Getting familiar with people around them is a lot of what Lowen and Navarro do. Most of their songs are not only based on their personal experiences but relate to their audience as well.

“Crossing Over,” the last song on their third album, “Pendulum,” is about Navarro’s mother’s death and helped an audience member deal with their own family member’s death, he says.

“I actually wrote the chorus about three or four months before she died, not knowing what it was,” he says. “It didn’t mean anything then but about a month after her death we sat down to write the song.”

The song tells the story about how she was ill, Navarro’s own fears about it and how they talked about her being ready to die.

“Before she died, we were talking about how she was sick and her death,” he says. “She told me she just wanted to look at me.”

When writing the lyrics, Lowen and Navarro played a pingpong game by passing ideas back and forth. The phrase “Let me memorize your eyes” came up and both of them came unglued.

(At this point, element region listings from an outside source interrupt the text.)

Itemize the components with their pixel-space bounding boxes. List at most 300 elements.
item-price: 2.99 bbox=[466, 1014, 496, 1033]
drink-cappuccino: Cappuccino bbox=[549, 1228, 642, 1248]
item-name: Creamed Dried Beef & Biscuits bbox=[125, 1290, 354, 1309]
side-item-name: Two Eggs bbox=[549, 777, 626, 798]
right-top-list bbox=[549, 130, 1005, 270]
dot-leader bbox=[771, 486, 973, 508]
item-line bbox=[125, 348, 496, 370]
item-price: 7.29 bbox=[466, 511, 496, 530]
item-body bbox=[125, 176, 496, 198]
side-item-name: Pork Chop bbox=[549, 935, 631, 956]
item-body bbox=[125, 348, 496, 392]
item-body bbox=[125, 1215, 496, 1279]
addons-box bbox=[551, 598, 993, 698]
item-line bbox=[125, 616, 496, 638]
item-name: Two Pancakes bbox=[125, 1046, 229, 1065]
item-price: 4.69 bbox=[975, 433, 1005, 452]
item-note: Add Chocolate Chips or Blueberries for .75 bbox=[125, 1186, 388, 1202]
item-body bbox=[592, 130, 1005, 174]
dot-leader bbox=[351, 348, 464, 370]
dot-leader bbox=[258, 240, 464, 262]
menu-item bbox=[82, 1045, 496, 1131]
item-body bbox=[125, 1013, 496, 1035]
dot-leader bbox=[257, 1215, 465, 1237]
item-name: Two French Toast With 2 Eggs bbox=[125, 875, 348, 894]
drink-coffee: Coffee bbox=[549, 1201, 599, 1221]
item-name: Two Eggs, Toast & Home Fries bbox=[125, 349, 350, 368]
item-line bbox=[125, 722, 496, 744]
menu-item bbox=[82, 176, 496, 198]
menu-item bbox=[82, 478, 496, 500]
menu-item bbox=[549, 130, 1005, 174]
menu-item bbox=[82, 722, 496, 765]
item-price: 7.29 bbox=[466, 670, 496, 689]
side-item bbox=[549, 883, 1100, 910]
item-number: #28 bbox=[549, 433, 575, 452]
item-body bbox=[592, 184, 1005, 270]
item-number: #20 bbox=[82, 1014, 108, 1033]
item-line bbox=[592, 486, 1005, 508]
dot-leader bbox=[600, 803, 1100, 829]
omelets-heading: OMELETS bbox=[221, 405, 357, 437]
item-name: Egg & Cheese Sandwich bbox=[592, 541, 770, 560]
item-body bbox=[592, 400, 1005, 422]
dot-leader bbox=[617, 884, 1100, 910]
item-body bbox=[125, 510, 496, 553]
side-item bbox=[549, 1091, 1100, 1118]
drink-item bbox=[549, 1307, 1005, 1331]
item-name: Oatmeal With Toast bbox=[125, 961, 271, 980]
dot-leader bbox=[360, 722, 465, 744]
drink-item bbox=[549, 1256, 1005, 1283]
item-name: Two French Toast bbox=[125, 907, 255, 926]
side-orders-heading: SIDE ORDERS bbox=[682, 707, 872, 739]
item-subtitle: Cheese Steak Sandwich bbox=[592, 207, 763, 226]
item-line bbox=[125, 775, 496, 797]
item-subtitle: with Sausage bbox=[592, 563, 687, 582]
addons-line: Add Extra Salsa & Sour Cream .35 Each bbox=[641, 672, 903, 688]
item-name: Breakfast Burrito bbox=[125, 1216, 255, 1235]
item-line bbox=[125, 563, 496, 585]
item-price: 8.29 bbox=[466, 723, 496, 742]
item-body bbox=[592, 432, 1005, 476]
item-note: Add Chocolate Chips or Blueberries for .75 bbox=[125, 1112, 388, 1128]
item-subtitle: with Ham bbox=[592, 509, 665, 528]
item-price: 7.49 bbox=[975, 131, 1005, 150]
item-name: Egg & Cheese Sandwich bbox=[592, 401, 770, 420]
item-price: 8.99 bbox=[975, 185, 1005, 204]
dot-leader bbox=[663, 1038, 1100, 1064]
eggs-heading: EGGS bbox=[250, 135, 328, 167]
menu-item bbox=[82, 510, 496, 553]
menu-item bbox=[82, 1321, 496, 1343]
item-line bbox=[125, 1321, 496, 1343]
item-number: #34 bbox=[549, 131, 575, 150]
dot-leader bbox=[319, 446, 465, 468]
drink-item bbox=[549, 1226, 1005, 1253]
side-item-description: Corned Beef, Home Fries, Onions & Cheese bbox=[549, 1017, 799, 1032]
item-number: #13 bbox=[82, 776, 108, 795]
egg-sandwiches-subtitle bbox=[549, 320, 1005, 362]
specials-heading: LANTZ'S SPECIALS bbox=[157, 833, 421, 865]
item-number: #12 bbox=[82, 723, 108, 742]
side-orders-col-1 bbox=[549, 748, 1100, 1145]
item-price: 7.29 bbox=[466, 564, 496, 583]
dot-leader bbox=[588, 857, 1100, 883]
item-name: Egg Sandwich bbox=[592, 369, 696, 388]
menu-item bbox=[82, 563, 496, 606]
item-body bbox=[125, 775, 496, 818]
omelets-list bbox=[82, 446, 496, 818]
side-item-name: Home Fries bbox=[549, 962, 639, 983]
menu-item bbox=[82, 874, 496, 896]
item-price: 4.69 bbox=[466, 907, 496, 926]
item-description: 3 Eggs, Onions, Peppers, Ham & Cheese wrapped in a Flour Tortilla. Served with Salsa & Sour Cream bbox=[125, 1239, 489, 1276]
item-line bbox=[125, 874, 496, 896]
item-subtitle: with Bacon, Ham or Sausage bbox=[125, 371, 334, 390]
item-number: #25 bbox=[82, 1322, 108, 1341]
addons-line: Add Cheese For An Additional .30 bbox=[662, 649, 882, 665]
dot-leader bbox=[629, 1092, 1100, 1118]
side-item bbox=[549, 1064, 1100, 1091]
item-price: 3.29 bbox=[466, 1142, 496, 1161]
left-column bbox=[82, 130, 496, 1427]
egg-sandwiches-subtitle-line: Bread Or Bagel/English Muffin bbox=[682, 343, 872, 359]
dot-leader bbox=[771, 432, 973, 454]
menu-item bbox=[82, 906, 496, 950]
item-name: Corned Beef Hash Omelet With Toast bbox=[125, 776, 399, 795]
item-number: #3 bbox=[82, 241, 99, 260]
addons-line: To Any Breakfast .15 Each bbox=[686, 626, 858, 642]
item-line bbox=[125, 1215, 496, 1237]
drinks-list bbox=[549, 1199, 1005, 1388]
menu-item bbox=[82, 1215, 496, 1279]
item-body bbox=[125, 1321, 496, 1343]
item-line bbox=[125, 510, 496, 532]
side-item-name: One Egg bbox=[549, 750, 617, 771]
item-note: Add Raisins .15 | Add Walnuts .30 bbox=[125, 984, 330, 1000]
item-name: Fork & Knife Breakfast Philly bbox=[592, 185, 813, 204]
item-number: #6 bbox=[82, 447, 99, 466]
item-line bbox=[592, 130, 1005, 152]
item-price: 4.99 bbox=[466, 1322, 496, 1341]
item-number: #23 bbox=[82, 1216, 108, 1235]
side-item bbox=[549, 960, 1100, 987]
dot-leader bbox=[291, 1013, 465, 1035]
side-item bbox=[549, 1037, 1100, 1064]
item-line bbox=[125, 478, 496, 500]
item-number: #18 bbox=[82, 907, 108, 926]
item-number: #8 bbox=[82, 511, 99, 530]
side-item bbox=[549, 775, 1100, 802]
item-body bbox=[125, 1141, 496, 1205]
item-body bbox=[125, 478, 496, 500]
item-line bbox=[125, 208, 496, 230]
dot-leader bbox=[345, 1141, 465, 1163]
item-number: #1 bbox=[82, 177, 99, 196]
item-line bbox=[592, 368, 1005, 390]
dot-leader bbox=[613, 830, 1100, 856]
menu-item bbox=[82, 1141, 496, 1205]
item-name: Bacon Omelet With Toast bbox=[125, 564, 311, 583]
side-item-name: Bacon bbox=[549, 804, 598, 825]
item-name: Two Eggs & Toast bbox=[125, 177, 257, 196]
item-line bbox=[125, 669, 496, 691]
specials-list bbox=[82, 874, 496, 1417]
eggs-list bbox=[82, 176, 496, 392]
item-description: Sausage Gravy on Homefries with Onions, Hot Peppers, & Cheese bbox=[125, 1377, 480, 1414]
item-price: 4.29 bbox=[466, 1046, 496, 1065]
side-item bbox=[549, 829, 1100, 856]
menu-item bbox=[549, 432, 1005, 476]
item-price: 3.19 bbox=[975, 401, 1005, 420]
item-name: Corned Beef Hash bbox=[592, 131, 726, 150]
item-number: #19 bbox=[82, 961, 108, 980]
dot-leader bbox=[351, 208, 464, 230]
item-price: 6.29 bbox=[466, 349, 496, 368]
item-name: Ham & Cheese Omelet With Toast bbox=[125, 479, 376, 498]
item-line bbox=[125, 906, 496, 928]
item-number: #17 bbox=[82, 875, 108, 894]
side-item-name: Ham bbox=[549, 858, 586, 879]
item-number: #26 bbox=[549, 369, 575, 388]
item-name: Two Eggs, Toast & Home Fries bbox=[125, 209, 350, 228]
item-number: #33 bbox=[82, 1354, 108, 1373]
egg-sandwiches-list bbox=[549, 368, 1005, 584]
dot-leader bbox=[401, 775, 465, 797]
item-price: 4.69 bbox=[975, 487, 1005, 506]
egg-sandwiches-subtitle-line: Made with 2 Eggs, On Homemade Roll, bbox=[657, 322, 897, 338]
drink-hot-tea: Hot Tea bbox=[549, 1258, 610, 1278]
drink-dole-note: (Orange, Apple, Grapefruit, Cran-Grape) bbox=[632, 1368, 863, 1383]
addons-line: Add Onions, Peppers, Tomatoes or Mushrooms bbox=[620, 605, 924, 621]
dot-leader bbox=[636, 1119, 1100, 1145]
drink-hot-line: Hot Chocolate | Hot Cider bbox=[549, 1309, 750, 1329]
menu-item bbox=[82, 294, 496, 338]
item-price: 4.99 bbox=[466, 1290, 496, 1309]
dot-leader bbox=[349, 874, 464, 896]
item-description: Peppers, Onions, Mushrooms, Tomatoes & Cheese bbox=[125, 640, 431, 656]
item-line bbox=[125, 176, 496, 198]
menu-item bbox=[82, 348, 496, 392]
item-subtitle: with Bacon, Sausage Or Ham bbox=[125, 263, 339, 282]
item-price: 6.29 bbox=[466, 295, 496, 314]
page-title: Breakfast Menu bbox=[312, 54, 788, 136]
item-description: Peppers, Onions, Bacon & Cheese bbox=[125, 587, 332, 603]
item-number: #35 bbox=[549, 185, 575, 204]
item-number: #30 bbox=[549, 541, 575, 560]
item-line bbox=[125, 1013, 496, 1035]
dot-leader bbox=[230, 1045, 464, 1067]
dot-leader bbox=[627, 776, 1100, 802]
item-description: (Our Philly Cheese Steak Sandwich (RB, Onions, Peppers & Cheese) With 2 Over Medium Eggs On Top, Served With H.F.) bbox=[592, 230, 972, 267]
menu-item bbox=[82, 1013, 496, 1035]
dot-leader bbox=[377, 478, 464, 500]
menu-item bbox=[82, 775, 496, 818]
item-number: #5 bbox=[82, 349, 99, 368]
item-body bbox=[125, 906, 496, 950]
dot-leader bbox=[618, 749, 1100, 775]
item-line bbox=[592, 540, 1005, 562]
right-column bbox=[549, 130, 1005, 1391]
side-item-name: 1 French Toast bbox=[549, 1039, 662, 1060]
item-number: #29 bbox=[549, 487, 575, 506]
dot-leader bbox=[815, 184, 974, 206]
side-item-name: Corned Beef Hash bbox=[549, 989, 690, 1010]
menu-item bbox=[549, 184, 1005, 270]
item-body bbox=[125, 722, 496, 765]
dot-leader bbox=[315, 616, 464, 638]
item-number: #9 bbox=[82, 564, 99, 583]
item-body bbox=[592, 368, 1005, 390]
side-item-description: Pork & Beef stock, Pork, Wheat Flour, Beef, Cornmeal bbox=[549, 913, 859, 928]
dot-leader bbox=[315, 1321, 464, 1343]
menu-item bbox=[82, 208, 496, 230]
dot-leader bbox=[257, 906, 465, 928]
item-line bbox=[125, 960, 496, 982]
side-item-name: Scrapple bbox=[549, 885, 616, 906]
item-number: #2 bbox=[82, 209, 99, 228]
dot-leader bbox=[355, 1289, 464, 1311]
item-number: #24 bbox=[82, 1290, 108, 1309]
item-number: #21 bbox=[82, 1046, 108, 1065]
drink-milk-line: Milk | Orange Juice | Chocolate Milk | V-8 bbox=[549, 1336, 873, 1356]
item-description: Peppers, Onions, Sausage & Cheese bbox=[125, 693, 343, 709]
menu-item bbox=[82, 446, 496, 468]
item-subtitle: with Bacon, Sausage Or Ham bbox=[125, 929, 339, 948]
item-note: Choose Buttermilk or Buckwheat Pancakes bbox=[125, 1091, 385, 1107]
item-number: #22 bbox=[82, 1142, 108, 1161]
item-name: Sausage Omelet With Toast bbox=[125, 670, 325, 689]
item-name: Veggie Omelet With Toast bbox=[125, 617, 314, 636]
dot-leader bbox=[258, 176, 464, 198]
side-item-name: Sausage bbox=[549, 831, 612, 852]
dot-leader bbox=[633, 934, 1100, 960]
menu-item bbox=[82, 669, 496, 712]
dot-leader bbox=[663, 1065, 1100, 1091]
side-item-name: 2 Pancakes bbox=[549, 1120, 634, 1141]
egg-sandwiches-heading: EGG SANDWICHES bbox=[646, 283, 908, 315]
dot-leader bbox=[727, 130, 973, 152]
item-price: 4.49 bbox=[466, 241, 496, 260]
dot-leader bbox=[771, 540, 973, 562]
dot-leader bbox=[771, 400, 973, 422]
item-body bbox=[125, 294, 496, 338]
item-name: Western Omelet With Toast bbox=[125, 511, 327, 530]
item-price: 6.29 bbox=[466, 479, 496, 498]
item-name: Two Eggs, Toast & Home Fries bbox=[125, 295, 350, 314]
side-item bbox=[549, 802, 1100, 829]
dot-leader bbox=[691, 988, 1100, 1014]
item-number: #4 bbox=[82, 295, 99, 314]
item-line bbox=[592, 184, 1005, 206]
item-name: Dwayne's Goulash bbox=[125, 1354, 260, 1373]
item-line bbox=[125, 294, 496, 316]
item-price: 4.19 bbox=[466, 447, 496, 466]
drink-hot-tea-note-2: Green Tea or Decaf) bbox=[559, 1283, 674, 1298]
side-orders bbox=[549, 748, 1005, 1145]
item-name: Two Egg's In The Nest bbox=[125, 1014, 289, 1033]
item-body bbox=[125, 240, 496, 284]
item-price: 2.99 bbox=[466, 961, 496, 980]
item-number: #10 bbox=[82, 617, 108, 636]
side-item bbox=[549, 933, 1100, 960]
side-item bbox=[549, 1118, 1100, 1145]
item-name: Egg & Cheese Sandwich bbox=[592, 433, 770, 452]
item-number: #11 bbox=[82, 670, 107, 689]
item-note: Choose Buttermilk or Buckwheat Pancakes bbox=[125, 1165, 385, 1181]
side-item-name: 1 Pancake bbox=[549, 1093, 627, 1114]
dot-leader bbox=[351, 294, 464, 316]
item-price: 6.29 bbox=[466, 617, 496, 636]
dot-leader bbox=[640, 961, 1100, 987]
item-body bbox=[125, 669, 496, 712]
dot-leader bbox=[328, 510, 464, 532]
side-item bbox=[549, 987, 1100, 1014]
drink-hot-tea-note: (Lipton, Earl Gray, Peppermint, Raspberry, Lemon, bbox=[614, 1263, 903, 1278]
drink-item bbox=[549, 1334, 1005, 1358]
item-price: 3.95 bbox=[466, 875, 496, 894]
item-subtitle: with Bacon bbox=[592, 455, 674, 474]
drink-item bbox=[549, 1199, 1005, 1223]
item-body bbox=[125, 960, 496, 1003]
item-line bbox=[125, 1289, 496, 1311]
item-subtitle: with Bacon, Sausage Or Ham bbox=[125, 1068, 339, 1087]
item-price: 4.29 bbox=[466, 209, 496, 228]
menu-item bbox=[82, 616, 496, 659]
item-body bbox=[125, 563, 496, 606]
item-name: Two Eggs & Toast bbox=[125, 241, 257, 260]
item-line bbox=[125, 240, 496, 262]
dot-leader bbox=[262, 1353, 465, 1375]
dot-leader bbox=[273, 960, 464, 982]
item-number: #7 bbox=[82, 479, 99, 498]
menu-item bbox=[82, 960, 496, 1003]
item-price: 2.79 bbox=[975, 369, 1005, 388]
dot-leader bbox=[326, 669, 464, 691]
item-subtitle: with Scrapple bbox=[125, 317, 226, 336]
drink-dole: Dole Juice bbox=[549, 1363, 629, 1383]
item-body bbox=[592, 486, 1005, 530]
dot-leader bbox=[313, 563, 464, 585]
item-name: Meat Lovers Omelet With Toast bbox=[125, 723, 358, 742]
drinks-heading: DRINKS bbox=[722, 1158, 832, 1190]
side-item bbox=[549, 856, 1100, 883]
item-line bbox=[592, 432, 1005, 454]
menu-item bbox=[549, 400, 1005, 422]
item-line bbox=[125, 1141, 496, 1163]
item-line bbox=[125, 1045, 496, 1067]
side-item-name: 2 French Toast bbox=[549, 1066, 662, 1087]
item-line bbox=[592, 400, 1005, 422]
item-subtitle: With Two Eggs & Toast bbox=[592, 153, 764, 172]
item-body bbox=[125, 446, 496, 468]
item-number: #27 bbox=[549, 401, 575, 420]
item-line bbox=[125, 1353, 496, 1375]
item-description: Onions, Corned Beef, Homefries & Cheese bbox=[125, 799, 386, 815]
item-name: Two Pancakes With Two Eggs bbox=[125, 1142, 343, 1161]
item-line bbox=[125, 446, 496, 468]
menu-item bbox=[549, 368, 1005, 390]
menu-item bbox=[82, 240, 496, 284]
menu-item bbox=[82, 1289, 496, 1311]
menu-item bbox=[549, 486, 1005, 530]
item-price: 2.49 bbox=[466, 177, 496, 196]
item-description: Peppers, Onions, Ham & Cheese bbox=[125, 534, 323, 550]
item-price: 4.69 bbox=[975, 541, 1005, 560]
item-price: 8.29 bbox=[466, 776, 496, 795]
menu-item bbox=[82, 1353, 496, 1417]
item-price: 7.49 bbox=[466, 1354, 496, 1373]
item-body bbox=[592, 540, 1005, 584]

“Writing music, getting it out and onto paper, into something, definitely helps deal with problems,” Navarro says.

An audience member spent the length of the song with his hands up in the air and his head down.

After the show, he thanked the men for helping him deal with a death in his family.

“When we write from our own experiences, it comes out the strongest and the best,” Navarro says.

Navarro attributes his most intense enduring influence as Bob Dylan, both lyrically and musically.

“He has a way to sling a phrase and create a melodic line that would stick,” he says. “Of the broad range of influences I have, he is definitely the strongest.”

The songs are a collaboration between Lowen and Navarro and have become tighter over the years they have worked together.

“One song we wrote in literally 10 minutes,” Navarro says. “Sometimes they come out really organically, and sometimes it takes awhile.”

All in all, Navarro is pretty happy about his position in life.

“We are doing what we want to,” he says.

“We could have had a giant career for a short time, but instead we have had a modest career for a long time. I cannot complain.”

The show is $7 for the public and $5 for students.